Florida

South Florida Police, School Officials Discuss Medical Marijuana Concerns

Florida's medical marijuana amendment passed with huge margins in November but how lawmakers will implement it is sparking concern, especially among South Florida law enforcement and school officials.

A large crowd attended Tuesday's Department of Health public forum on medical marijuana in Fort Lauderdale, where some gave emotional anecdotes on how best to write the laws.

Miami-Dade County Public Schools Superintendent Alberto Carvalho took the floor to ask for a 3-tier plan that respects students and teachers.

"A safe distance between dispensaries and schools, no fewer than 2,500 feet," he said.

One of Carvalho's board members, Martin Karp, spent time with school administrators in Colorado, where kids have medical marijuana at school, just like any other medication.

"It became very difficult to be able to manage this when kids bring it to school and it's in their lunch box and it looks like candy, how do you really know?" Karp said.

Carvalho and crew argued that prohibition of candy or soda-like packaging that appeals to kids is a must.

Meanwhile, Miami Beach's top cop, Chief Daniel Oates, spoke on behalf of Florida's Chiefs of Police Association. He said the state can come up with its own regulations but it's imperative municipalities have control.

"Elected officials feel very strongly that should be decided by them. The local zoning rules, hours of operation, signage placement within the city," Chief Oates said.

Chief Oates was in Colorado for nine years as medical cannabis was made legal. In his experience, implementation went up in smoke, mostly because of a lack of accountability.

"Ten doctors in the state signed the vast majority of the certifications. It was the equivalent of the pill mill crisis we had here several years ago," he said.

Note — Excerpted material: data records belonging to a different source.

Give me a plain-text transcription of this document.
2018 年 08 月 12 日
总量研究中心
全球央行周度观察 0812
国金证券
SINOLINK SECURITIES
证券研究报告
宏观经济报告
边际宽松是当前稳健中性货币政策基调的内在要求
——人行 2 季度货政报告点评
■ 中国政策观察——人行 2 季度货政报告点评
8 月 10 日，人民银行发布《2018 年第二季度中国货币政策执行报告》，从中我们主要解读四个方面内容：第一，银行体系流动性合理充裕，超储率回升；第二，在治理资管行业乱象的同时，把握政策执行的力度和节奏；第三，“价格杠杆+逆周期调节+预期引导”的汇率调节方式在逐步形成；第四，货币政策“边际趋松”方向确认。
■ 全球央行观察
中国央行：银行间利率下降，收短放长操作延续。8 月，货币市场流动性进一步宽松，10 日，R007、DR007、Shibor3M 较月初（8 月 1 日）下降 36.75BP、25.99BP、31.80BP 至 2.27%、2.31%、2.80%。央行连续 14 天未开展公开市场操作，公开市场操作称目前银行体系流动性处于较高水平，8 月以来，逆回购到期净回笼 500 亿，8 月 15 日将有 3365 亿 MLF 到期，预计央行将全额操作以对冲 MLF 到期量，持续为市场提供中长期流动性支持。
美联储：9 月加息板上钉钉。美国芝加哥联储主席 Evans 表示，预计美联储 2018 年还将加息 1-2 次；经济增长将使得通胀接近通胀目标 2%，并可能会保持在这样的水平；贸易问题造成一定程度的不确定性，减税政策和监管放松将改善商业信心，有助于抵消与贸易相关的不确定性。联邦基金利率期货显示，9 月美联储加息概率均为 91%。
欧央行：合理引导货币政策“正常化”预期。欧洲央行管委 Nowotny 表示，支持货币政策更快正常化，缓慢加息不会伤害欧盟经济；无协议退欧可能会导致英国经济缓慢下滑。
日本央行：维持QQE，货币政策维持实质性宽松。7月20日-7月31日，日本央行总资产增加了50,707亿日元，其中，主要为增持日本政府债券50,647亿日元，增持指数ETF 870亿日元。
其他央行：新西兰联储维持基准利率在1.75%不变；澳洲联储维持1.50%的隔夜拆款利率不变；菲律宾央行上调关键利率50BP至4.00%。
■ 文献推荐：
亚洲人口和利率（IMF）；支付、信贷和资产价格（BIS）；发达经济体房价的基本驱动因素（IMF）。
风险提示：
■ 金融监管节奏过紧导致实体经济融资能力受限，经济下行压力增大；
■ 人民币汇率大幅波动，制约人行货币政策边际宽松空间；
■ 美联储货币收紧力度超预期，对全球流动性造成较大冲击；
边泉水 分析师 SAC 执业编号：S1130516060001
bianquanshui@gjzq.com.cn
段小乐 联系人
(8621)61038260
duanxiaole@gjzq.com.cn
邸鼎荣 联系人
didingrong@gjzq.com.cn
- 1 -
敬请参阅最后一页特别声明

The room in Fort Lauderdale Tuesday was half full of investors putting in their "marijuana moments" relative to dispensary licenses. The other half was full of patient advocates, like Seth Hyman, whose daughter is medically complex.

Hyman told the Department of Health that limiting the number of farms and cultivators to just seven, as it is now, would be dangerous.

"There are literally thousands of different options, thousands of different types of medical cannabis and unfortunately when you're dealing with a limited number of growers, you're limited to the availability of particular types of medicine," he said.